Participation was strong with 19 markets buying, while 21 destinations received shipments of 221,800 running bales. Buyers took advantage of a falling market during that week, when prices dropped from a high of 79.94 to a low of 75.02 cents. Considering that prices were even lower during the six weeks that followed, we should get several more upbeat reports.
Total commitments as of December 20 were at 11.15 million statistical bales, of which 3.45 million bales had been exported. These numbers were very similar to those of a year ago, when sales amounted to 11.40 million statistical bales, of which 3.30 million bales had been shipped.
Remember, last season exports ended up at 15.85 million bales, whereas the latest estimate for the current season is at 15.0 million bales. Since prices are still a little cheaper than a year ago (March was at 78.28 at the end of January 2018) and the mix of qualities on offer is quite attractive to mills, we feel that exports will exceed the current USDA estimate.
In the absence of recent data the market is still trying to figure out global mill use, which will be key to prices going forward. There have been reports of burdensome yarn stocks in some markets and we also have a slowdown in global growth, which has tempered the optimism that existed at the beginning of the season.

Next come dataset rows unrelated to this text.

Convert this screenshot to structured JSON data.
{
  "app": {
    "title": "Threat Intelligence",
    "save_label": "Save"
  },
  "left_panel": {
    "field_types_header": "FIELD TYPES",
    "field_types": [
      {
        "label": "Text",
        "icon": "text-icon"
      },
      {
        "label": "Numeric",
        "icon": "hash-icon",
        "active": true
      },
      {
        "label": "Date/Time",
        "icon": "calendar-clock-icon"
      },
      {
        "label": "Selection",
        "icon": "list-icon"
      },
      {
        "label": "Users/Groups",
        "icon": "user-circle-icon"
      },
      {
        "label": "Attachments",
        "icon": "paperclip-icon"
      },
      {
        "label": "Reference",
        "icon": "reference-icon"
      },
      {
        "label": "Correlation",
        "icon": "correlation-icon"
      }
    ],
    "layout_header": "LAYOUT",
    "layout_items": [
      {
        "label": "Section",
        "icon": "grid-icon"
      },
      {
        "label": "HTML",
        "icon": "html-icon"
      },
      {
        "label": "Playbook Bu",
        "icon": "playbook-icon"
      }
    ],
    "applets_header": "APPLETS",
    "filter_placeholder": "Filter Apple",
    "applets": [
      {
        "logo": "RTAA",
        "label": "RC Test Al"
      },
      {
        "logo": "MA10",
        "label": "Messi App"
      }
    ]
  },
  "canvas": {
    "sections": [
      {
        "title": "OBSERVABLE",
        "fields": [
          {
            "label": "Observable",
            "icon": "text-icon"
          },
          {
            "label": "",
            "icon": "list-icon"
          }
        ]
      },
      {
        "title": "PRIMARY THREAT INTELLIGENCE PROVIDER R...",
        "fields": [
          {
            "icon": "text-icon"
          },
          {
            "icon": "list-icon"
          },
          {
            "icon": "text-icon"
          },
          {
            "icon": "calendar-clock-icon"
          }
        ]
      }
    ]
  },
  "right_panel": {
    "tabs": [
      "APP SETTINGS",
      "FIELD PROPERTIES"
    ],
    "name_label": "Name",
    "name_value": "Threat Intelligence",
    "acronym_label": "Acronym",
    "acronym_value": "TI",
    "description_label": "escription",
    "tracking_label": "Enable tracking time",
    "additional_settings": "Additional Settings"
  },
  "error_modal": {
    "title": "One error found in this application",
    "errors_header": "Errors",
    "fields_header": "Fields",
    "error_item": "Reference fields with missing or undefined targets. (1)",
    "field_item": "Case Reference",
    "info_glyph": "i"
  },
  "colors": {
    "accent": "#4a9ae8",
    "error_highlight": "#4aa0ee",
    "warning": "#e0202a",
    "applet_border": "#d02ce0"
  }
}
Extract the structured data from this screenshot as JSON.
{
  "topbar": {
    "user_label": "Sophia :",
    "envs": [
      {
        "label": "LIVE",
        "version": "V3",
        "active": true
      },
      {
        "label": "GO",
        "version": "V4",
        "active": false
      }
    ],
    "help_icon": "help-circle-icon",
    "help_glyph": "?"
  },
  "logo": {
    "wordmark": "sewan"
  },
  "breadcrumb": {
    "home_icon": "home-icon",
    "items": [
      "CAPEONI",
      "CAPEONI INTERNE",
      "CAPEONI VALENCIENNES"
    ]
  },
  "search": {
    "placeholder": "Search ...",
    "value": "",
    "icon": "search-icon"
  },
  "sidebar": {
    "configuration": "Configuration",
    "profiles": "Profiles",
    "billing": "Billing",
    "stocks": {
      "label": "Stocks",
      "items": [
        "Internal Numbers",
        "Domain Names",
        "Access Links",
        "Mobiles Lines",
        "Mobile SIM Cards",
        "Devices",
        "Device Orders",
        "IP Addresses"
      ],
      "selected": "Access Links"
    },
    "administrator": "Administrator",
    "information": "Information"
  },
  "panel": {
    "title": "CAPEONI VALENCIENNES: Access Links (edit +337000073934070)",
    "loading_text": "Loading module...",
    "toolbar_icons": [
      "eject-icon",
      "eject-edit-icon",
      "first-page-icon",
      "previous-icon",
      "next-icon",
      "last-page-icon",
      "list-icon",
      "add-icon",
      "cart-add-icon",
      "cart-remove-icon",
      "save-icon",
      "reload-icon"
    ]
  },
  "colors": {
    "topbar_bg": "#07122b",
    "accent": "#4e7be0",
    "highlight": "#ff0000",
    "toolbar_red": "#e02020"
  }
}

While the latest USDA estimate had mill use at 125.6 million bales, most traders we talk to feel that demand is somewhere between 118-123 million bales, with the middle of this range probably being priced into the market. However, while demand growth may have slowed down this season, a look at the bigger picture leaves no doubt in our mind that cotton consumption is trending higher in the long run and that production will have its work cut out to keep pace over the coming years.
When we look at global GDP, the estimate for 2018 was USD 84.8 trillion, which means that it has more than doubled over the last 15 years! The 2008 financial crisis now looks like a blip on the chart, as GDP has grown by over 24 trillion dollars since 2009. In other words the global economy continues to expand, and even though the growth rate is slowing, the annual increase in absolute terms is still staggering.

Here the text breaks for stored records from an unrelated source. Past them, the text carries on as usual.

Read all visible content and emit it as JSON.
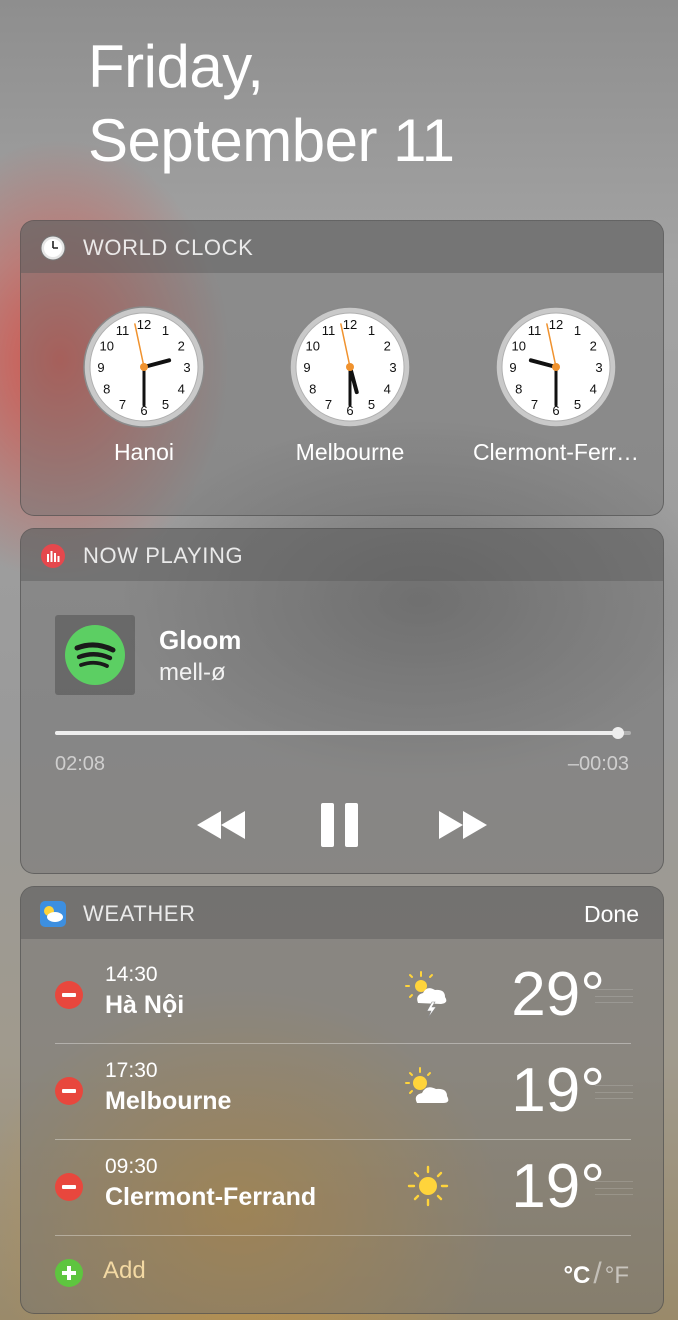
{
  "date": {
    "line1": "Friday,",
    "line2": "September 11"
  },
  "world_clock": {
    "title": "WORLD CLOCK",
    "clocks": [
      {
        "city": "Hanoi",
        "hour": 2,
        "minute": 30,
        "second": 58
      },
      {
        "city": "Melbourne",
        "hour": 5,
        "minute": 30,
        "second": 58
      },
      {
        "city": "Clermont-Ferr…",
        "hour": 9,
        "minute": 30,
        "second": 58
      }
    ]
  },
  "now_playing": {
    "title": "NOW PLAYING",
    "track": "Gloom",
    "artist": "mell-ø",
    "elapsed": "02:08",
    "remaining": "–00:03",
    "progress": 0.977
  },
  "weather": {
    "title": "WEATHER",
    "done_label": "Done",
    "rows": [
      {
        "time": "14:30",
        "city": "Hà Nội",
        "temp": "29°",
        "icon": "thunderstorm-sun-icon"
      },
      {
        "time": "17:30",
        "city": "Melbourne",
        "temp": "19°",
        "icon": "partly-cloudy-icon"
      },
      {
        "time": "09:30",
        "city": "Clermont-Ferrand",
        "temp": "19°",
        "icon": "sunny-icon"
      }
    ],
    "add_label": "Add",
    "unit_c": "°C",
    "unit_slash": "/",
    "unit_f": "°F"
  },
  "colors": {
    "accent_green": "#5ec53f",
    "delete_red": "#e8473d",
    "spotify_green": "#5ccf63"
  }
}
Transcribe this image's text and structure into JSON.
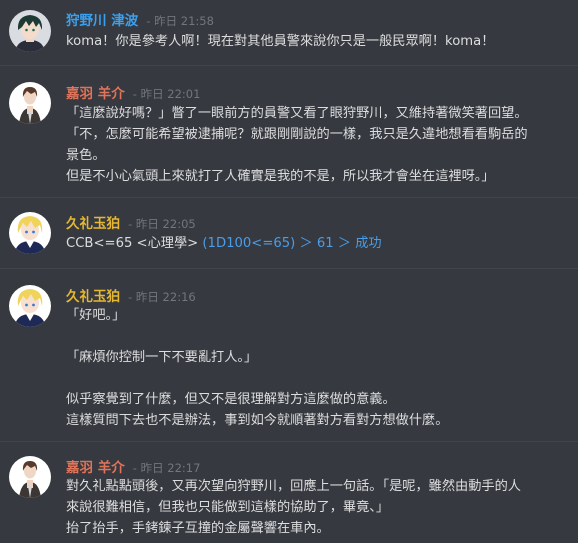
{
  "messages": [
    {
      "author": "狩野川 津波",
      "author_color": "#3aa0f0",
      "sep": "-",
      "time": "昨日 21:58",
      "avatar_icon": "dark-haired-character-avatar",
      "lines": [
        "koma！你是參考人啊！現在對其他員警來說你只是一般民眾啊！koma！"
      ]
    },
    {
      "author": "嘉羽 羊介",
      "author_color": "#e0745a",
      "sep": "-",
      "time": "昨日 22:01",
      "avatar_icon": "brown-haired-character-avatar",
      "lines": [
        "「這麼說好嗎？」瞥了一眼前方的員警又看了眼狩野川，又維持著微笑著回望。",
        "「不，怎麼可能希望被逮捕呢？就跟剛剛說的一樣，我只是久違地想看看駒岳的",
        "景色。",
        "但是不小心氣頭上來就打了人確實是我的不是，所以我才會坐在這裡呀。」"
      ]
    },
    {
      "author": "久礼玉狛",
      "author_color": "#e6b832",
      "sep": "-",
      "time": "昨日 22:05",
      "avatar_icon": "blonde-character-avatar",
      "roll": {
        "command": "CCB<=65 <心理學>",
        "result": "(1D100<=65) ＞ 61 ＞ 成功"
      }
    },
    {
      "author": "久礼玉狛",
      "author_color": "#e6b832",
      "sep": "-",
      "time": "昨日 22:16",
      "avatar_icon": "blonde-character-avatar",
      "lines": [
        "「好吧。」",
        "",
        "「麻煩你控制一下不要亂打人。」",
        "",
        "似乎察覺到了什麼，但又不是很理解對方這麼做的意義。",
        "這樣質問下去也不是辦法，事到如今就順著對方看對方想做什麼。"
      ]
    },
    {
      "author": "嘉羽 羊介",
      "author_color": "#e0745a",
      "sep": "-",
      "time": "昨日 22:17",
      "avatar_icon": "brown-haired-character-avatar",
      "lines": [
        "對久礼點點頭後，又再次望向狩野川，回應上一句話。「是呢，雖然由動手的人",
        "來說很難相信，但我也只能做到這樣的協助了，畢竟、」",
        "抬了抬手，手銬鍊子互撞的金屬聲響在車內。"
      ]
    }
  ]
}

China, who at 13.45 trillion dollars has the second largest GDP after the US (20.5 trillion), has seen its economy nearly triple from the 4.6 trillion dollars in 2008. Therefore, if the Chinese economy “slows” to 6 percent growth, it still equates to the same dollar amount as an 18 percent growth rate in 2008. We therefore need to be careful not to get blindsided by these slowing growth rates, because China can’t possibly grow at historic rates at its current size.
The same goes for global population. While the growth rate is slowing, we are still adding about 84 million people to the planet every year, or about 1 billion people every 12 years.

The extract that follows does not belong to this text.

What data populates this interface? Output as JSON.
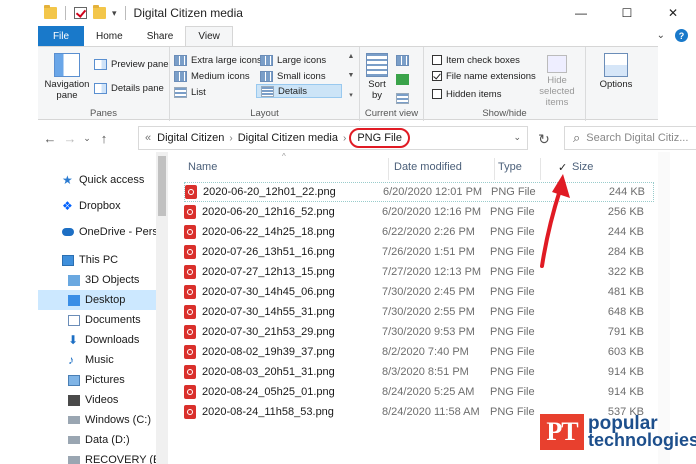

Therefore, against the backdrop of the sheer size of global economic and population growth, it is difficult to become too negative on cotton consumption going forward. This is especially true if we consider that cotton has made some inroads against polyester in recent years.
So where do we go from here? As pointed out above, the market is currently in a short-term uptrend within the confines of a primary downtrend. It will take a move above this downtrend line, which currently runs through around 76-77 cents, to cancel out bearish forces.
We still see very strong support in the 70-72 zone and it would take a negative external event to crack through that level. The upside seems to have a lot more potential going forward, although the bulls may have to be patient until a trigger is found.
Judging by the narrowing of the spreads this week, the bulls seemed to get more confident that inventories won’t be much of an issue going forward. The March/May spread narrowed to 126 points from 145 points a week ago, while the July/Dec inversion grew from 187 points to 270 points July over. Maybe the pace of exports or China entering the market in a bigger way will prove them right and we’ll end up with a tight carryover by summer.
Even though we give higher odds to a bullish scenario, we are not quite ready to jump on the bullish bandwagon yet and continue to see the market range-bound between 72-77 cents for a while longer.